The beaver, Dinwoodie explained, was behind flooding that occurred in the pond in September. The animal had plugged a sewer that takes the pond’s overflow and other storm water underneath Lakeshore Drive to Osoyoos Lake.

The animal, which the town believes is living in the lake, is chewing on trees in the area.

“What we don’t want to have happen is for the beaver to fall one of those trees on to somebody or a car or across the road,” he said. “We’ve now wrapped those trees in chicken wire in an attempt to discourage the beaver from doing that.”

Dinwoodie added, however, if the chicken wire doesn’t work, the town may have to go back to its original strategy of trapping the beaver.

“Chicken wire doesn’t always work. It also costs money — to chicken-wire every tree on that property, well, there’s a bunch of trees. We’re also trespassin­g on private property. We have the road right-of-way, but that’s where our property stops.

“(But) if a tree falls over on our road — because it’s a big tree — now it’s our problem.”

Speaking to the public outcry on local social media about trapping and killing Canada’s national symbol, the town’s chief administra­tive officer, Barry Romanko, wondered how local residents had come across the traps.

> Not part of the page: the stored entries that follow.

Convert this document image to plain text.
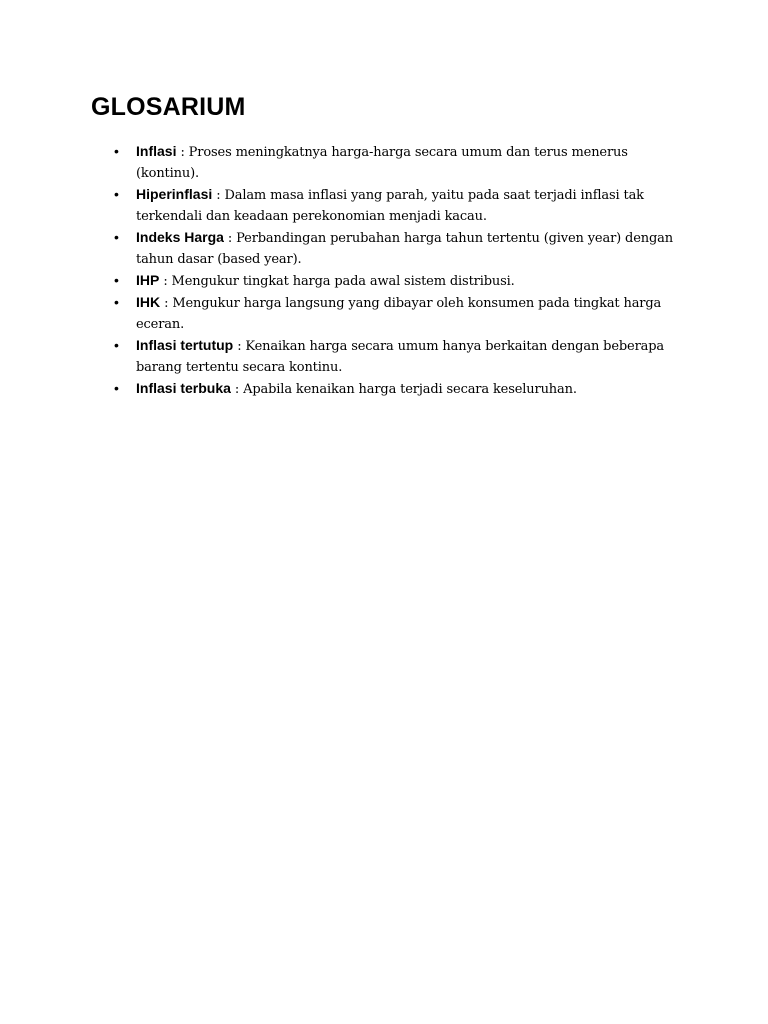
GLOSARIUM
• Inflasi : Proses meningkatnya harga-harga secara umum dan terus menerus (kontinu).
• Hiperinflasi : Dalam masa inflasi yang parah, yaitu pada saat terjadi inflasi tak terkendali dan keadaan perekonomian menjadi kacau.
• Indeks Harga : Perbandingan perubahan harga tahun tertentu (given year) dengan tahun dasar (based year).
• IHP : Mengukur tingkat harga pada awal sistem distribusi.
• IHK : Mengukur harga langsung yang dibayar oleh konsumen pada tingkat harga eceran.
• Inflasi tertutup : Kenaikan harga secara umum hanya berkaitan dengan beberapa barang tertentu secara kontinu.
• Inflasi terbuka : Apabila kenaikan harga terjadi secara keseluruhan.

“We have people who are entering an area that is advertised as a closed area,” he said. “Those are safety hazards in themselves. The social media is talking about making sure a dog doesn’t get caught in a live trap.

“My question is, why is that dog off-leash? — because it’s supposed to be on-leash. And why are (people) in a restricted area?”

He also defended the town’s use of traps to extract the beavers.

“I know it’s a difficult process for people to understand, but they are causing damage,” he said.

“This is the way that they’re commonly dealt with. Relocation of beavers is not a common practice.”